The budget comes at a rare moment of calm in Italy's politics: the coalition government appears relatively stable after the recent victory for Letta in a vote of confidence.
(Read more: Letta wins confidence vote as Berlusconi backs down)
Italy's economic minister Fabrizio Saccomanni has said he expects the country to exit recession in either the third or fourth quarter and to consolidate growth in 2014.
"I think the emphasis on reviving growth and fighting unemployment while remaining within the limits agreed at the European level for our budget deficit [is] important," Saccomanni told CNBC on Tuesday.
He said he believed the budget would put the government in a better position to implement much-needed reforms that he has pushed for and, indeed, threatened to resign over if he could not implement them. Furthermore, Saccomanni said Italy would be "rewarded by the markets by lowering the cost of our debt."
However, one market-watcher was not as convinced in the budget's potential for success. "The road to hell is paved with good intentions," Michael Hewson, senior market analyst at CMC Markets told CNBC Tuesday.
"I'd love to be proven wrong but I can't see this budget succeeding. They always start with good intentions then by the end, they under-deliver.

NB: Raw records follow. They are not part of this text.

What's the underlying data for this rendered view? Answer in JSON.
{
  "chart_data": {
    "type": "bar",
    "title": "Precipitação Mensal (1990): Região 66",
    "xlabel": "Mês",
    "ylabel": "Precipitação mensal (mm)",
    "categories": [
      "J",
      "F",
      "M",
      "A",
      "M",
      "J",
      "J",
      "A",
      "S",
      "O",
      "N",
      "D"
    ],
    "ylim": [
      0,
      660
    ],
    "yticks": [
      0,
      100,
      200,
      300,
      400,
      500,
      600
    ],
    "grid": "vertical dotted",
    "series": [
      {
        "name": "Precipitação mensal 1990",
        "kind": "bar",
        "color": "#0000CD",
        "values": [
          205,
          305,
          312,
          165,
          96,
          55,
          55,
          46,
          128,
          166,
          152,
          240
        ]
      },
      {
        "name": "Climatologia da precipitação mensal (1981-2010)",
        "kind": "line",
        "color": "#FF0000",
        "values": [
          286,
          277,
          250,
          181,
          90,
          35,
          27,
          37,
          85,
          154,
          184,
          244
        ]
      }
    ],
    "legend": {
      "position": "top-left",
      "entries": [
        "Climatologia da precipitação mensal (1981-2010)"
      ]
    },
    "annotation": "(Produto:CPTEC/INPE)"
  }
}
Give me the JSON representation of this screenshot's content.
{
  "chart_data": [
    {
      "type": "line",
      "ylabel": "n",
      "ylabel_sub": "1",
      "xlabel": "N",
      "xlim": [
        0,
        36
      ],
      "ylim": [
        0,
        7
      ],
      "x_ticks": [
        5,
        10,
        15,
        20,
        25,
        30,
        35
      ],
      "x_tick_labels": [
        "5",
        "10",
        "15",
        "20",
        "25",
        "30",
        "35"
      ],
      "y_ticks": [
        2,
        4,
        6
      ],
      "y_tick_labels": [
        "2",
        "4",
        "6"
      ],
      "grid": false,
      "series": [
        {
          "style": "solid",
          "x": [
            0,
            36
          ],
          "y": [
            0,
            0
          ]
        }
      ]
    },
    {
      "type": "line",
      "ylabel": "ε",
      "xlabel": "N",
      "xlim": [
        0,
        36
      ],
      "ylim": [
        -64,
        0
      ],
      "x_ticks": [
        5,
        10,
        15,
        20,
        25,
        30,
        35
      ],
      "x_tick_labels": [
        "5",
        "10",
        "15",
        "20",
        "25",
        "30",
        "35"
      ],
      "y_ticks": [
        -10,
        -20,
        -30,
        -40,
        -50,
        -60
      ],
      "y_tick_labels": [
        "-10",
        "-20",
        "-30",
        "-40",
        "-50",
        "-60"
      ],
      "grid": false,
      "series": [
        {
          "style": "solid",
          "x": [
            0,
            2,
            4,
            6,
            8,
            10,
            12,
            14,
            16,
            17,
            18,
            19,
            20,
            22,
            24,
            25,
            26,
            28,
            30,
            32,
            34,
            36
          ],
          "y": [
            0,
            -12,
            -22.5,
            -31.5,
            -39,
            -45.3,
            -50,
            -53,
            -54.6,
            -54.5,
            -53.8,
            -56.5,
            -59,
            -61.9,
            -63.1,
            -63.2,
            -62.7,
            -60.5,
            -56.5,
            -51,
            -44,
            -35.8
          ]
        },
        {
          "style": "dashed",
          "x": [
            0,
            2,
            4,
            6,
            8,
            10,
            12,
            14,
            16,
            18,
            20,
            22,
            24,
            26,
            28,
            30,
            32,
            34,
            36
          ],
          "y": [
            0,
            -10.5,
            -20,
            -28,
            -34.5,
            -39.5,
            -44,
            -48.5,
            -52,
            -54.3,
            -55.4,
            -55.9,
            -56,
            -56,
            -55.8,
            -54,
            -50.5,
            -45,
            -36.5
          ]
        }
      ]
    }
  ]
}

Irrespective of Berlusconi, vested interests in Italy will water down the proposals so much that the budget will miss the targets it has set for itself."
Another economist remained skeptical the budget would give Italy the firepower to return to growth, even if it was implemented.
"After winning an important political battle to remain in office, Mr Letta now faces a much more difficult challenge: approving a budget which helps foster much-needed growth yet maintains fiscal discipline," according to Nicholas Spiro, head of Spiro Sovereign Strategy, who told CNBC that the budgetary room for maneuver in Italy was insufficient to provide the kind of stimulus needed for a meaningful cut in labor costs.
"Despite having one of the lowest headline budget deficits in the euro zone - and a primary surplus to boot - Italy is severely constrained by its crushing public debt burden," he added.
Spiro forecast that disagreements over fiscal policy, "the biggest bone of contention between the PdL and the government," were likely to persist, a concern echoed by another market analyst and political expert.
Giovanni Orsina, professor of Italian history at the Luiss-Guido Carli University in Rome and author of a book called "Berlusconism," told CNBC that while Italy should indeed "seriously cut public expenditure," it remained to be seen how and where the coalition government would implement spending cuts.
What was sure, Orsina added, was that Italy was not looking forward to "a quiet political period" in the coming debate over the budget.
"What is certain is that the government needs to make cuts and for Italy to return to growth, some people in Italy will be very badly hurt by this, there's no escaping that. You can't return to growth without cutting services but we have to wait and see where those cuts will be made."